Over the last few days, the crisis enveloping Britain’s prison system stopped being a warning scribbled in press releases. It become an actuality. 

This weekend, up to 200 inmates rioted in Bedford prison

Yesterday, two prisoners escaped from Pentonville prison and are now on the run. 

And on the same day, there were reports of a riot in Exeter prison. 

Our Victorian prison system – which is more interested in locking up mentally ill poor people than rehabilitation and crime prevention – is overcrowded, under-staffed and underresourced. 

No one can say the warnings weren’t there. 

While our prison population doubled in the space of two decades, last week the Prison Officers’ Association warned that falling staff numbers and cuts mean a“bloodbath in prisons”, adding that “staff are absolutely on their knees, lost all morale, all motivation”. 

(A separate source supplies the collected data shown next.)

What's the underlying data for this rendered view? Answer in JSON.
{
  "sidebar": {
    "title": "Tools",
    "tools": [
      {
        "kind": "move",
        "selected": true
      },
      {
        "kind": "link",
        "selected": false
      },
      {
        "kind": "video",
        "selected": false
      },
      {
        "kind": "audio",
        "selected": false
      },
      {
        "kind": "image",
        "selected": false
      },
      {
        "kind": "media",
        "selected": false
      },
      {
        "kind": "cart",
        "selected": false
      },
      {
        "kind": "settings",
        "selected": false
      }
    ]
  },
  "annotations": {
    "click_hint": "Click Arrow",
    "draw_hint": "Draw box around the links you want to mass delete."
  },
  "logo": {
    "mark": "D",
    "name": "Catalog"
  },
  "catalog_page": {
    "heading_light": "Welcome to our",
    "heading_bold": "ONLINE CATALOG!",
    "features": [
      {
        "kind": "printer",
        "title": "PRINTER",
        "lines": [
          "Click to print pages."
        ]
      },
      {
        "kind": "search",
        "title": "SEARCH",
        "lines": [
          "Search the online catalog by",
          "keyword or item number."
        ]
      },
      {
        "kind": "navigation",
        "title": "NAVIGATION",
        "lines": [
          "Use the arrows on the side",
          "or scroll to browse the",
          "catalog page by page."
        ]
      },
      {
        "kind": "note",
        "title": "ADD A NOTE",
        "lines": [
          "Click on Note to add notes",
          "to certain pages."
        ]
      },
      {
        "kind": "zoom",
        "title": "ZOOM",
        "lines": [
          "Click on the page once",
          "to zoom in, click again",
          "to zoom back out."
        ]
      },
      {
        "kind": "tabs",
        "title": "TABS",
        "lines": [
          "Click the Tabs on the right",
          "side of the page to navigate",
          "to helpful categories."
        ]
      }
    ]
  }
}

Opponents of cuts are frequently accused of alarmism: we are now seeing how prophetic they were. 

Some of the other consequences of austerity are becoming visible, too. 

A UN inquiry has condemned government cuts for “systematic violations” of the rights of disabled people, whether it be the bedroom tax or cuts to disability benefits. 

And today the Trussell Trust reports that – partly due to benefit sanctions and delays in social security payments – it is set to deliver the biggest number of emergency food parcels ever. 

After Britain was battered by floods over the festive period last year, it was revealed how cuts to flood defences had put households at risk.

The danger is that – even as these cuts hit – they will remain abstractions, headlines to goggle at and then turn the page. 

Those most badly affected can all too easily be ignored. 

But the failure to invest in a country’s future means we will all increasingly suffer the consequences. 

We are beginning to see what some of them are.